# Fixing to walls with 'dot & dab' plasterboard ...



## LeeElms (11 Dec 2006)

How do I make solid fixings into walls constructed with plasterboard fixed with the 'dot & dab' method over some kind of blockwork ? The depth of the gap between the plasterboard and the blockwork means that normal fixings are too short to make a solid fixing into the blockwork, but the gap isn't enough for most kinds of cavity fixings to work. And, preferably, not too expensive per fixing ...


----------



## davy_owen_88 (11 Dec 2006)

You could try making an enlarged hole and using a large dowel to plug it then pre-drill and screw into that?

Or use ordinary plugs and a longer screw?


----------



## Paul Chapman (12 Dec 2006)

I've used these and found them quite good http://www.screwfix.com/app/sfd/cat/pro ... 4&id=11923

Cheers :wink: 

Paul


----------



## Shultzy (12 Dec 2006)

I would use rawlbolts and threaded rods cut to the required length. Advantage is the variable length and the ability to reuse.


----------



## LyNx (12 Dec 2006)

I use the plastic plasterboard fixings and cut the end off, it's only the treaded part that is needed.


----------



## paulm (12 Dec 2006)

Or use the hammer type fixings which go through the fixture, the plasterboard and into the blockwork if you choose the right size

http://www.screwfix.com/app/sfd/cat/pro ... 7&id=13953

Cheers, Paul.


----------



## nickson71 (12 Dec 2006)

In the past if hanging something a bit on the heavy side (radiator) on a wall like this I've basically do it a simular way to what chisel said and the radiator has not moved at all and is rock solid


----------



## Anonymous (12 Dec 2006)

I would simply use ordinary wall plugs but knock them through the plasterboard using the screw and a hammer until they are right into the hole in the block.

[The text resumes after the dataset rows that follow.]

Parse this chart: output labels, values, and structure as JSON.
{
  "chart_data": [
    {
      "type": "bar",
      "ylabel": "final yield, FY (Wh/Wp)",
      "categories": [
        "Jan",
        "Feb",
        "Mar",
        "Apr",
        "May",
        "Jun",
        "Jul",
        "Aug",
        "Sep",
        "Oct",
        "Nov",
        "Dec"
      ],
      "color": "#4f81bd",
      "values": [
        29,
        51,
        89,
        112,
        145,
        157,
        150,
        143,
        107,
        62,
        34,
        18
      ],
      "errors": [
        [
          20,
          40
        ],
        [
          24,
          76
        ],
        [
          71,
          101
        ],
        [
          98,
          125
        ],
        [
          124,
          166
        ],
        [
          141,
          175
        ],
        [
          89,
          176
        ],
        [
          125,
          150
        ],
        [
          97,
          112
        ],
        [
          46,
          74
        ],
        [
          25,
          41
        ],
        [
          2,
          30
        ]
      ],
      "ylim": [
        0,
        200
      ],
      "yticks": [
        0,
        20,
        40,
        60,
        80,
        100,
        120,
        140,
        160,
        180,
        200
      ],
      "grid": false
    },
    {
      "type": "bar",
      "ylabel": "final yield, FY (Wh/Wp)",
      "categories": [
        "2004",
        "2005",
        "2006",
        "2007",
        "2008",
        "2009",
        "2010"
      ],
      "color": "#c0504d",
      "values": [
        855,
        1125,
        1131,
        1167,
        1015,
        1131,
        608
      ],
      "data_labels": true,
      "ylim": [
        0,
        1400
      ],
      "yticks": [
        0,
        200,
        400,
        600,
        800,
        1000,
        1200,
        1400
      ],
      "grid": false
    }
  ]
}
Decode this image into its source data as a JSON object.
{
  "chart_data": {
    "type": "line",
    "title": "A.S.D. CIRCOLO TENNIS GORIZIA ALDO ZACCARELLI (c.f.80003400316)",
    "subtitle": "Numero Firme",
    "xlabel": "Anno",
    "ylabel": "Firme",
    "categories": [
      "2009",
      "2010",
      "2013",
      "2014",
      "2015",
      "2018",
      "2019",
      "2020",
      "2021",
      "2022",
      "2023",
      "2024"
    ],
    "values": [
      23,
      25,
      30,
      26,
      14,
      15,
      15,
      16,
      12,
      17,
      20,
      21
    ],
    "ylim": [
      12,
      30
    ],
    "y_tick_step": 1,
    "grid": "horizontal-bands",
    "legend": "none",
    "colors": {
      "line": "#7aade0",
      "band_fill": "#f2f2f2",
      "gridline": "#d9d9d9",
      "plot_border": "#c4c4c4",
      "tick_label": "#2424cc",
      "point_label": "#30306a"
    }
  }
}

Then carry on as usual using longer screws than normal to allow for the thickness of the plasterboard and the gap.

Incidentally, I prefer to use red plugs in a 5.5mm hole but with 10's screws instead of the normal 8's

Cheers
Brad


----------



## joekid (12 Dec 2006)

what exactly are you fixing to the wall, you can hang some heavy gear on plasterboard useing threaded plaster screws, once screwed into the board ,the screw driver hole is threaded for a screw, in fact the screws come with them,theyve held a baby gate on the top of the stairs for years/ some of the kids think its great swinging out over the stairs,luckily enough the screws have held fine,


----------



## LeeElms (12 Dec 2006)

Thanks for all the advice !

I think I'll try various of these options, depending on the type / weight of the thing being fixed.


----------